You must not only listen at all times, you must PRE-JUDGE as well in order to understand your prospects and adapt the presentation to fit the prospects’ wants, desires, vacation lifestyle, finances, etc.
Sales professionals who choose to work at a F/B sales center as opposed to a T/O selling environment best understand this reality. These pros can, like a winning sports team, modify their tactics at any time during the presentation in order to achieve maximum results and victory.
Unfortunately, most T/O systems are structured in such a manner that representatives cannot, or do not, ‘listen’ nor adjust the presentation to suit the prospective owners’ travel needs and lifestyle.
When the sales person does finally begin to listen and make adjustments in the presentation, it is usually during the ‘close’ when valuable time is quickly running out. And all too often, like the 2-minute warning during a Super Bowl game, the ‘closer’ passes a Hail Mary price reduction (nosebleed drop).
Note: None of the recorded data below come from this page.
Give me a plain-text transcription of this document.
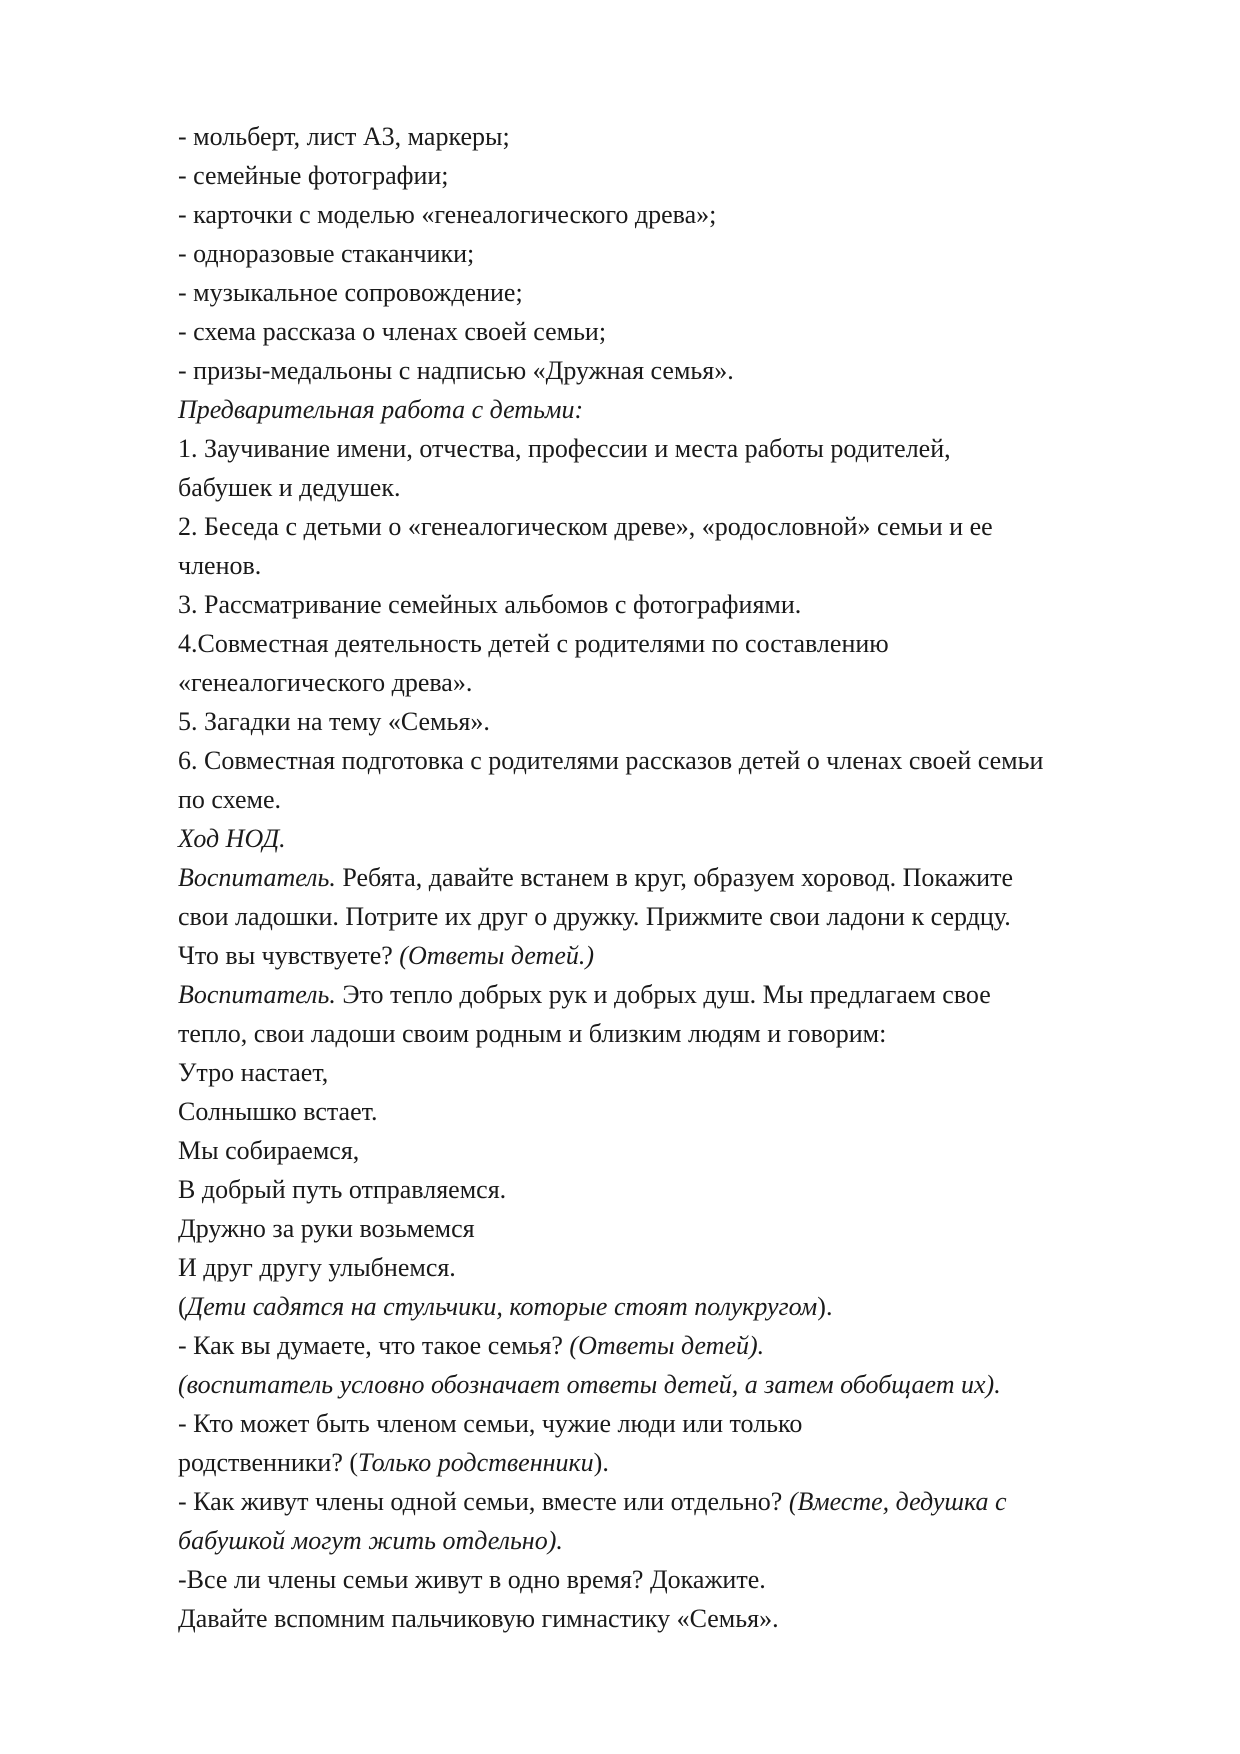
- мольберт, лист А3, маркеры;

- семейные фотографии;

- карточки с моделью «генеалогического древа»;

- одноразовые стаканчики;

- музыкальное сопровождение;

- схема рассказа о членах своей семьи;

- призы-медальоны с надписью «Дружная семья».

Предварительная работа с детьми:

1. Заучивание имени, отчества, профессии и места работы родителей,

бабушек и дедушек.

2. Беседа с детьми о «генеалогическом древе», «родословной» семьи и ее

членов.

3. Рассматривание семейных альбомов с фотографиями.

4.Совместная деятельность детей с родителями по составлению

«генеалогического древа».

5. Загадки на тему «Семья».

6. Совместная подготовка с родителями рассказов детей о членах своей семьи

по схеме.

Ход НОД.

Воспитатель. Ребята, давайте встанем в круг, образуем хоровод. Покажите

свои ладошки. Потрите их друг о дружку. Прижмите свои ладони к сердцу.

Что вы чувствуете? (Ответы детей.)

Воспитатель. Это тепло добрых рук и добрых душ. Мы предлагаем свое

тепло, свои ладоши своим родным и близким людям и говорим:

Утро настает,

Солнышко встает.

Мы собираемся,

В добрый путь отправляемся.

Дружно за руки возьмемся

И друг другу улыбнемся.

(Дети садятся на стульчики, которые стоят полукругом).

- Как вы думаете, что такое семья? (Ответы детей).

(воспитатель условно обозначает ответы детей, а затем обобщает их).

- Кто может быть членом семьи, чужие люди или только

родственники? (Только родственники).

- Как живут члены одной семьи, вместе или отдельно? (Вместе, дедушка с

бабушкой могут жить отдельно).

-Все ли члены семьи живут в одно время? Докажите.

Давайте вспомним пальчиковую гимнастику «Семья».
Listening, observing and adjusting the presentation to the potential clients’ needs is in fact one of the main reasons that a F/B sales center will almost always have a much higher closing percentage than a T/O system.
Regardless of which ‘system’ you are working in, always follow the company’s established ‘selling steps’. But when you can, listen to what your prospects are telling you and if you are allowed, make the appropriate adjustments during the presentation to fit the ‘owners’ needs.